Conformément aux exigences réglementaires, la SARA a installé une Unité de Récupération des Vapeurs dans chaque département. Cette unité, qui est rattachée au poste de chargement des camions, permet de récupérer les vapeurs émises lors du chargement des carburants dans les camions-citernes.

 

 

Par ailleurs, afin de réduire encore les rejets de composés polluants dans l'atmosphère dans les gaz d'échappement des véhicules, la réglementation a réduit très fortement la teneur maximale en soufre des carburants automobiles. C'est pourquoi la SARA a également mis en place, en 1995, une nouvelle unité d'hydrodésulfuration (qui permet de diminuer les teneurs en soufre du gazole) et une unité de récupération du soufre. Ainsi, ce sont en moyenne 400 tonnes de soufre qui sont extraites chaque année (sous forme solide) du gazole vendu aux automobilistes.

 

Toujours dans le domaine des carburants automobiles, la SARA a du adapter ses unités de fabrication de l'essence, afin de réduire la teneur en benzène de celle-ci, pour être conforme à la norme européenne. Elle est ainsi la seule capable dans la région de fournir une essence dont les vapeurs contiennent un très faible pourcentage de ce produit dangereux pour la santé.

 

 

  • Protection de l'eau

A la SARA, toutes les eaux de procédés sont collectées et traitées avant rejet.

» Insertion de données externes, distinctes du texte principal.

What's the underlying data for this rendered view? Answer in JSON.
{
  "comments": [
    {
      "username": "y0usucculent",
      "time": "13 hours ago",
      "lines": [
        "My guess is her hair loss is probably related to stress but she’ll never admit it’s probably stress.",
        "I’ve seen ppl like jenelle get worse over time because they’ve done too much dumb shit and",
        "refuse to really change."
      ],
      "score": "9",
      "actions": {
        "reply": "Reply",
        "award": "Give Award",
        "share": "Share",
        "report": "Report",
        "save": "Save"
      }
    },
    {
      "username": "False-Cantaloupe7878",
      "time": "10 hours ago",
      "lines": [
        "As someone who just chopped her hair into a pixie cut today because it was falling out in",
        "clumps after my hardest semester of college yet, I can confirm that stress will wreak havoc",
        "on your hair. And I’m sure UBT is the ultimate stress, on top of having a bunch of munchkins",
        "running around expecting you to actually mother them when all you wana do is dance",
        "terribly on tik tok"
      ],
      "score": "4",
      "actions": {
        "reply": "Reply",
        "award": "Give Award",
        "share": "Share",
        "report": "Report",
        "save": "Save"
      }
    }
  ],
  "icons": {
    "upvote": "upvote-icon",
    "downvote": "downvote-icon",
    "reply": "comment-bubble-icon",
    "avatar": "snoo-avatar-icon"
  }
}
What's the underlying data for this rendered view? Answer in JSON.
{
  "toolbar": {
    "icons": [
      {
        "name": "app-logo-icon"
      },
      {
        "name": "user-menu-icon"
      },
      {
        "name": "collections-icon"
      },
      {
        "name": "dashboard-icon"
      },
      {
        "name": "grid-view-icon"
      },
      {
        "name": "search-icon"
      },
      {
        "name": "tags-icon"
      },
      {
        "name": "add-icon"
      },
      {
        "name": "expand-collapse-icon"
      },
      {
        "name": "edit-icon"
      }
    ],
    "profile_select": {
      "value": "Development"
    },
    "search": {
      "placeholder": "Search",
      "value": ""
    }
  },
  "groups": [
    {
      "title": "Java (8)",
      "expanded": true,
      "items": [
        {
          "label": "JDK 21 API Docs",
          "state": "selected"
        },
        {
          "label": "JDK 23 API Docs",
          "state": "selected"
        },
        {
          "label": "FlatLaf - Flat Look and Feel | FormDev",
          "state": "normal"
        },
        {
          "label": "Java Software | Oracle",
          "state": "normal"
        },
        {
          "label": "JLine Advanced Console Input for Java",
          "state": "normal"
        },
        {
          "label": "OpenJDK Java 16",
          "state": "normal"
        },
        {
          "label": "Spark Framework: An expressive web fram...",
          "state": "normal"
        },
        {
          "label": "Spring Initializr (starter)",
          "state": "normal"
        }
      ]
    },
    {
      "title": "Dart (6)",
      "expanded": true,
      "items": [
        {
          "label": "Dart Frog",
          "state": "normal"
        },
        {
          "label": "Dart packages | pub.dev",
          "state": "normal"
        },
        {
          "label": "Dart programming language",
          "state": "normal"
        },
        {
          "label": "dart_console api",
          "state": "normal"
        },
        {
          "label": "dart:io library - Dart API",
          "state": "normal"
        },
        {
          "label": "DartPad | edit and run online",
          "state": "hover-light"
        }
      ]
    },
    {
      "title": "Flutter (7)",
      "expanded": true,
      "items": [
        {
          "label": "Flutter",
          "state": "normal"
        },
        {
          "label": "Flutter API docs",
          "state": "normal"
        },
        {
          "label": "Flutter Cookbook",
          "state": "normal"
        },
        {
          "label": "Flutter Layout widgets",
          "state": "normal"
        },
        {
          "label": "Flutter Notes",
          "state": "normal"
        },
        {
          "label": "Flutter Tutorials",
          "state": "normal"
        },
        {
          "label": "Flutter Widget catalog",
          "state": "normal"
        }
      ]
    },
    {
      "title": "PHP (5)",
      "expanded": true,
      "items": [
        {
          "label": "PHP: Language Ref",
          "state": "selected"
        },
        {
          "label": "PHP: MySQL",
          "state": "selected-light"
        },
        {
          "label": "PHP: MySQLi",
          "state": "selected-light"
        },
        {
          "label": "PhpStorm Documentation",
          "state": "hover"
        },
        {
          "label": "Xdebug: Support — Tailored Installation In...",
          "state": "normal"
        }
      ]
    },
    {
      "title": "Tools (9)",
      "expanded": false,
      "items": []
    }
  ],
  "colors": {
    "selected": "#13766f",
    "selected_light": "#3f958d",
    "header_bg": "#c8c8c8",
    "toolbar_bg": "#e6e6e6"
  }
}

Pour se faire, une unité moderne de Traitement des Eaux Résiduaires (TER) a été mise en place en 1995.

 

Des prélèvements systématiques d'échantillons et des analyses régulières permettent de contrôler, qu'après les différentes étapes de traitement, les eaux rejetées sont conformes aux normes imposées par la réglementation.

 

Les eaux pluviales passent par un piège à hydrocarbure pour les protéger en cas de pollution accidentelle, avant rejet dans le milieu naturel. Elles sont également prélevées et analysées périodiquement.

 

Par ailleurs, afin de pouvoir lutter contre une éventuelle pollution marine, la SARA a élaboré, pour chaque site, un Plan d'Urgence Maritime.

Chacun de ces plans a pour but de permettre le confinement rapide – grâce à des barrages flottants – des hydrocarbures à l'origine de la pollution et, à l'aide d'écrémeurs, de pompes et de produits absorbants, de les récupérer.

 

 

  • De plus, en cas de pollution marine majeure, la SARA pourrait également faire appel à la Clean Caribbean & Americas (C.C.A. - coopérative internationale organisant la mise à disposition de moyens de lutte contre la pollution dans les régions Caraïbes et Amériques du Centre et du Sud, basée en Floride) - dont elle est membre associé – pour un apport en équipements complémentaires, disponibles rapidement et en grande quantité.

 

Ainsi, de manière à tester l'efficacité de la coopération entre les différents acteurs impliqués, et de mettre en situation réelle des hommes, des équipements, et des organisations (cellules d'intervention), un exercice international de lutte contre la pollution d'origine marine a été organisée, en Janvier 2005 en Martinique, en coopération avec les services préfectoraux de la Martinique et la C.C.A, avec la participation de nombreux observateurs internationaux.

 

 

  • Protection des sols et des sous-sols

Afin d'éliminer le risque de pollution des sols, toutes les unités de fabrication, ainsi que tous les réservoirs de produits sont installés sur un sol étanche.

 

 

En cas de fuite, les hydrocarbures sont récupérés via un réseau d'eaux huileuses dirigées vers l'unité de Traitement des Eaux Résiduaires.

 

Toutefois, la SARA a mis en place un système de surveillance des eaux souterraines par des piézomètres. Des mesures régulières sont effectuées par le Service Environnement.

Ils sont localisés de manière à permettre le contrôle de tous les sites.